I Paesi baltici e l'Europa
Se i rapporti con gli Stati della Csi sono stati piuttosto turbolenti, quelli tra Vilnius, Tallin e Riga non è che siano molto migliori. Dietro la retorica "panbaltica", si muovono gelosie, diversità, competizioni che rendono difficile lo sviluppo di una politica comune. Questo riflette, d'altronde, un diverso grado di sviluppo sulla strada delle riforme liberiste. L'Estonia, grazie a una politica riformista più rigorosa e all'aiuto consistente della Finlandia, si trova in netto vantaggio rispetto alla Lituania e alla Lettonia e non è improbabile che, se gli organi istituzionali di coordinamento sovranazionale dovessero ulteriormente perdere potere, ben presto Tallin, spalleggiata da Helsinki, chiederà all'Europa di staccare il biglietto d'ingresso a Maastricht senza attendere le altre due Repubbliche. Sarebbe probabilmente la fine anche di un sogno panbaltico "minimo", ma forse questa cooperazione, a parole tanto auspicata, potrebbe riproporsi su un piano meno ideologico, meno costruttivistico e dunque più pragmatico.

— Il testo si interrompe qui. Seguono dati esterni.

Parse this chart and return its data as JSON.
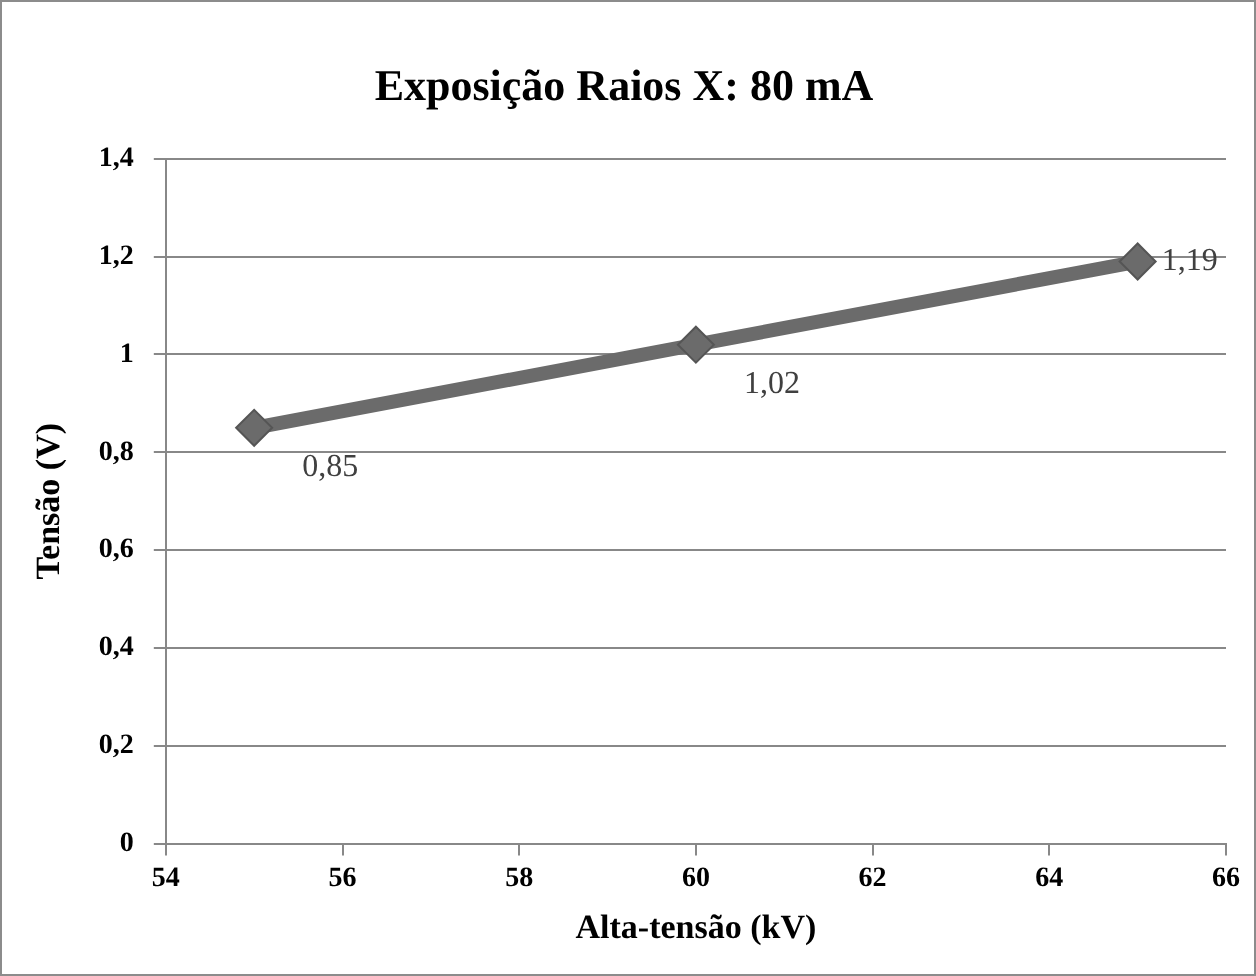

Oggi l'Estonia rappresenta davvero la piccola locomotiva dell'area. I suoi successi sono di esempio e di stimolo per gli altri due governi. Da qualche mese la Lettonia si è lasciata alle spalle le incertezze e i tentennamenti degli anni passati e ha imboccato con decisione la strada di un deciso rinnovamento delle strutture economiche. Il porto di Riga sembra tornato ai fasti degli Anni Venti, brulicante di attività e di traffici, con i traghetti che a ritmo continuo salpano e approdano alle nuove banchine, riportate a un buon grado di efficienza da intense opere di ammodernamento. I governanti lettoni sembrano voler imitare l'Estonia anche per quel che riguarda la ricerca di uno sponsor. Abbandonate le velleità autarchiche, Riga ha stretto rapporti solidi con Stoccolma, anche se l'impegno svedese non è paragonabile per intensità e convinzione a quello finlandese.

E anche la cattolica Lituania, attardatasi nelle secche di un tormentato post-comunismo, ha voltato pagina alle ultime elezioni e promette un'energica riforma liberista. Il tempo perduto dovrà essere recuperato a prezzo di grossi costi sociali: percorrendo le sonnolente strade della campagna lituana, dove si avverte inconfondibile l'atmosfera di una tragica rilassatezza, è difficile farsi troppe illusioni sulle effettive capacità del più grande Paese baltico di tirarsi fuori dalle secche della stagnazione. Eppure l'Estonia è lì a dimostrarlo: scorciatoie verso il benessere non ne esistono. La strada dello sviluppo economico è lastricata di pazienza e coraggio, di decisioni e di rischi.

Ancora per molti anni, ogni sera, allo scoccare dei diciotto rintocchi, i barboni di Tallin torneranno a spezzare la magia di piazza Reakoia e a ricordarci quanta sofferenza e quanta umiliazione aleggi ancora tra le macerie del post-comunismo. Un ammonimento severo affinché i loro figli non abbiano, neppure per un secondo, la nostalgia di un misero passato.